Another key pre-implementation activity is to conduct a contextual inquiry using qualitative, semi-structured interviews with key stakeholders (leaders, site champions, and clinicians). Using the TICD framework, we apply rapid qualitative analysis methods [37,38,39] to identify barriers and facilitators to conducting goals of care conversations, documenting LST preferences, and communicating these preferences across VA and non-VA settings as appropriate.
Also included in pre-implementation is process mapping, which is an ideal method for mapping complex healthcare workflows. Maps can be used as a communication tool for engaging with healthcare providers as part of the QI process [40, 41]. Process mapping interviews are conducted virtually, beginning with a pre-existing “sketch” of the process obtained from clinical operations partners or constructed from pre-implementation interviews conducted with key stakeholders. These steps include all assessment and decision-making processes involved in the admission, follow-up, and oversight activities for Veterans in the HBPC and VA CNH programs. Also mapped are existing activities related to conducting goals of care conversations, completing LST templates, and checking for existing LST documentation and SAPO completion. Following the initial sessions, team members use Microsoft Visio software to generate a draft process map and obtain feedback from sites to correct and refine the map. Process maps are used iteratively during implementation facilitation to track progress and modify the implementation plan as needed (Additional file 3: Example of Process Map).

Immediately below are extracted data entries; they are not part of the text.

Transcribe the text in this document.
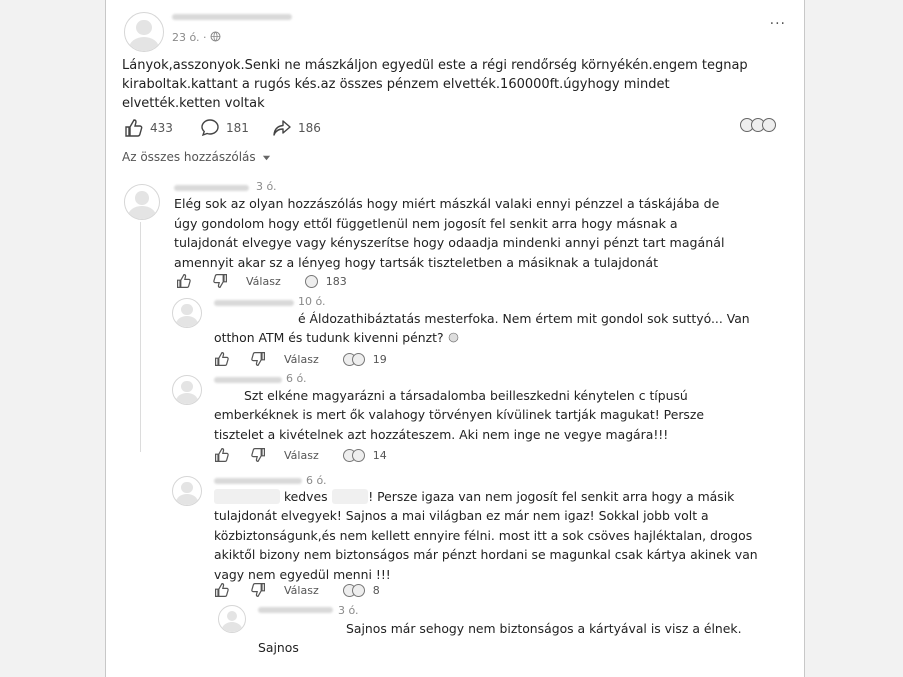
23 ó. ·
···
Lányok,asszonyok.Senki ne mászkáljon egyedül este a régi rendőrség környékén.engem tegnap kiraboltak.kattant a rugós kés.az összes pénzem elvették.160000ft.úgyhogy mindet elvették.ketten voltak
433	181	186
Az összes hozzászólás
3 ó.
Elég sok az olyan hozzászólás hogy miért mászkál valaki ennyi pénzzel a táskájába de úgy gondolom hogy ettől függetlenül nem jogosít fel senkit arra hogy másnak a tulajdonát elvegye vagy kényszerítse hogy odaadja mindenki annyi pénzt tart magánál amennyit akar sz a lényeg hogy tartsák tiszteletben a másiknak a tulajdonát
Válasz	183
10 ó.
é Áldozathibáztatás mesterfoka. Nem értem mit gondol sok suttyó... Van otthon ATM és tudunk kivenni pénzt?
Válasz	19
6 ó.
Szt elkéne magyarázni a társadalomba beilleszkedni kénytelen c típusú emberkéknek is mert ők valahogy törvényen kívülinek tartják magukat! Persze tisztelet a kivételnek azt hozzáteszem. Aki nem inge ne vegye magára!!!
Válasz	14
6 ó.
kedves	! Persze igaza van nem jogosít fel senkit arra hogy a másik tulajdonát elvegyek! Sajnos a mai világban ez már nem igaz! Sokkal jobb volt a közbiztonságunk,és nem kellett ennyire félni. most itt a sok csöves hajléktalan, drogos akiktől bizony nem biztonságos már pénzt hordani se magunkal csak kártya akinek van vagy nem egyedül menni !!!
Válasz	8
3 ó.
Sajnos már sehogy nem biztonságos a kártyával is visz a élnek. Sajnos
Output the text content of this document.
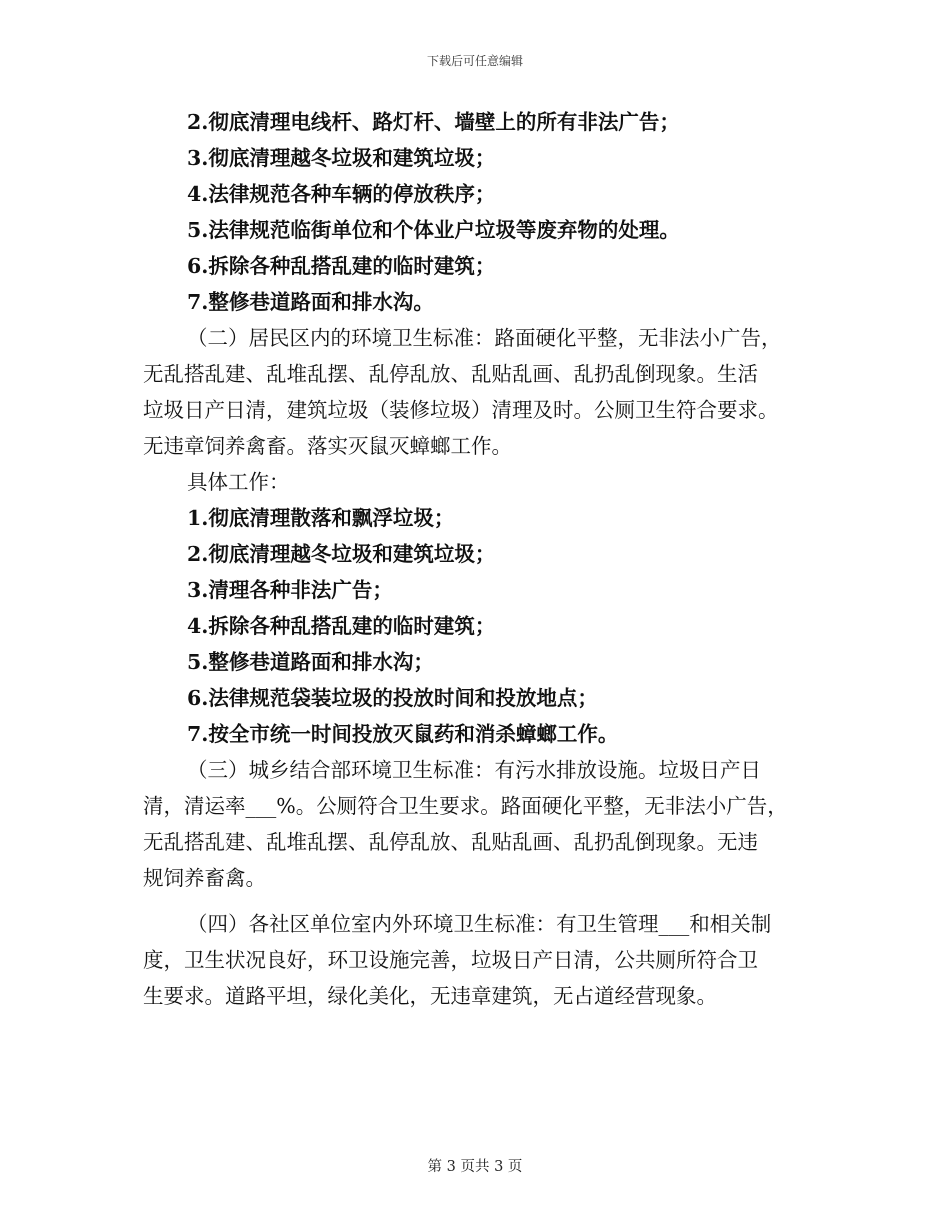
下载后可任意编辑
2.彻底清理电线杆、路灯杆、墙壁上的所有非法广告；
3.彻底清理越冬垃圾和建筑垃圾；
4.法律规范各种车辆的停放秩序；
5.法律规范临街单位和个体业户垃圾等废弃物的处理。
6.拆除各种乱搭乱建的临时建筑；
7.整修巷道路面和排水沟。
（二）居民区内的环境卫生标准：路面硬化平整，无非法小广告，
无乱搭乱建、乱堆乱摆、乱停乱放、乱贴乱画、乱扔乱倒现象。生活
垃圾日产日清，建筑垃圾（装修垃圾）清理及时。公厕卫生符合要求。
无违章饲养禽畜。落实灭鼠灭蟑螂工作。
具体工作：
1.彻底清理散落和飘浮垃圾；
2.彻底清理越冬垃圾和建筑垃圾；
3.清理各种非法广告；
4.拆除各种乱搭乱建的临时建筑；
5.整修巷道路面和排水沟；
6.法律规范袋装垃圾的投放时间和投放地点；
7.按全市统一时间投放灭鼠药和消杀蟑螂工作。
（三）城乡结合部环境卫生标准：有污水排放设施。垃圾日产日
清，清运率___%。公厕符合卫生要求。路面硬化平整，无非法小广告，
无乱搭乱建、乱堆乱摆、乱停乱放、乱贴乱画、乱扔乱倒现象。无违
规饲养畜禽。
（四）各社区单位室内外环境卫生标准：有卫生管理___和相关制
度，卫生状况良好，环卫设施完善，垃圾日产日清，公共厕所符合卫
生要求。道路平坦，绿化美化，无违章建筑，无占道经营现象。
第 3 页共 3 页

The implementation phase runs from months 6 to 21. Its activities are anchored by two key implementation strategies: audit with feedback and implementation facilitation. Audit with feedback has been tested through many randomized controlled trials and shown to have a generally positive, though modest, absolute effect of increasing the likelihood of achieving desired behavior change [42, 43]. Audit with feedback also has been used to augment education to sustain high rates of completion of actionable medical orders in seriously ill populations . Brehaut et al.  reviewed the literature on audit with feedback and made 15 recommendations for optimizing its effectiveness. The PERSIVED team incorporated several of these recommendations including presenting data that drives actions which are under the clinicians’ control; keeping visual information simple and closely linking the display with the summary message; and providing regular, ongoing feedback rather than “one-off” feedback.

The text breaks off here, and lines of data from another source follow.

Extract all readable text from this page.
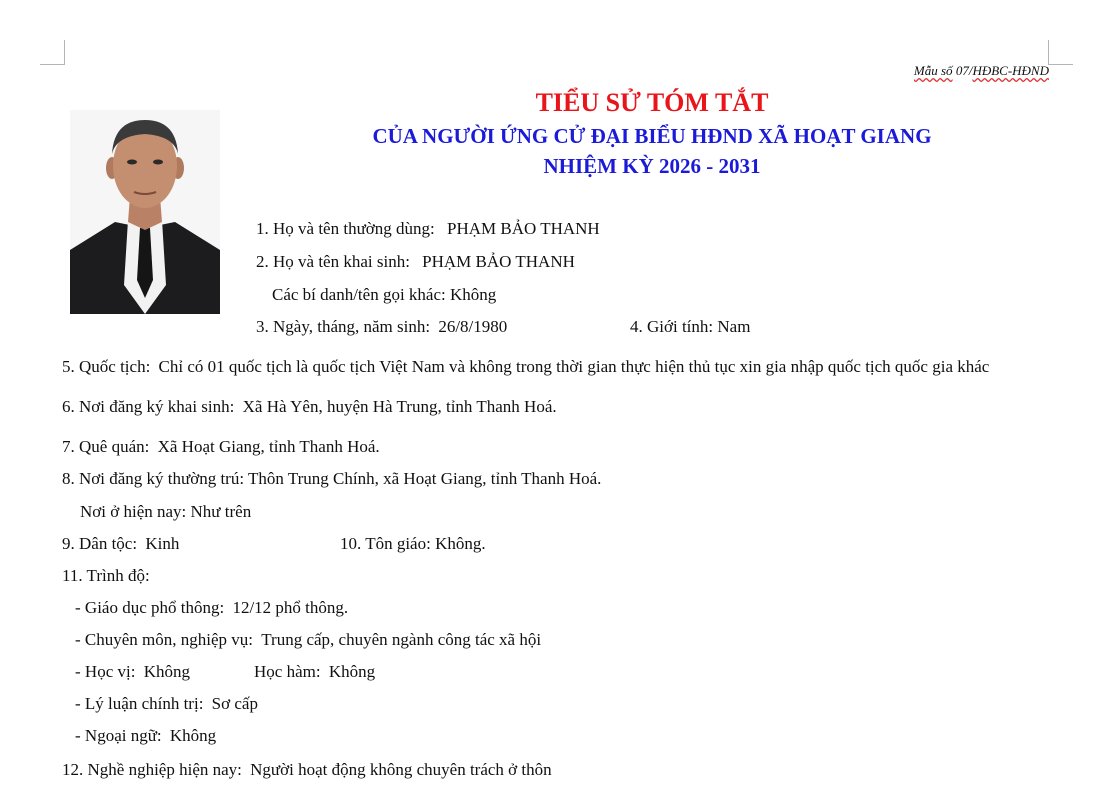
Mẫu số 07/HĐBC-HĐND
TIỂU SỬ TÓM TẮT
CỦA NGƯỜI ỨNG CỬ ĐẠI BIỂU HĐND XÃ HOẠT GIANG
NHIỆM KỲ 2026 - 2031
1. Họ và tên thường dùng: PHẠM BẢO THANH
2. Họ và tên khai sinh: PHẠM BẢO THANH
Các bí danh/tên gọi khác: Không
3. Ngày, tháng, năm sinh: 26/8/1980	4. Giới tính: Nam
5. Quốc tịch: Chỉ có 01 quốc tịch là quốc tịch Việt Nam và không trong thời gian thực hiện thủ tục xin gia nhập quốc tịch quốc gia khác
6. Nơi đăng ký khai sinh: Xã Hà Yên, huyện Hà Trung, tỉnh Thanh Hoá.
7. Quê quán: Xã Hoạt Giang, tỉnh Thanh Hoá.
8. Nơi đăng ký thường trú: Thôn Trung Chính, xã Hoạt Giang, tỉnh Thanh Hoá.
Nơi ở hiện nay: Như trên
9. Dân tộc: Kinh	10. Tôn giáo: Không.
11. Trình độ:
- Giáo dục phổ thông: 12/12 phổ thông.
- Chuyên môn, nghiệp vụ: Trung cấp, chuyên ngành công tác xã hội
- Học vị: Không	Học hàm: Không
- Lý luận chính trị: Sơ cấp
- Ngoại ngữ: Không
12. Nghề nghiệp hiện nay: Người hoạt động không chuyên trách ở thôn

The second strategy is implementation facilitation, which Kirchner et al. describe as “a multifaceted strategy that applies a variety of discrete strategies…depending on what is needed given the context and characteristics of those that are providing (clinicians) and receiving (patients) the innovation” [46, 47]. Facilitation strategies incorporate a broad array of implementation approaches, including recruiting and coaching site champions and using Plan-Do-Study-Act (PDSA) cycles. Many of these have been tested in multiple trials and quasi-experimental studies, with evidence of effectiveness , as facilitation allows for iterative, tailored approaches to implementation [46, 47]. Incorporating implementation facilitation strategies also aligns our methods with advice from implementation scientists who recommend that audit with feedback be coupled with additional approaches, specifically to support action planning [42, 47].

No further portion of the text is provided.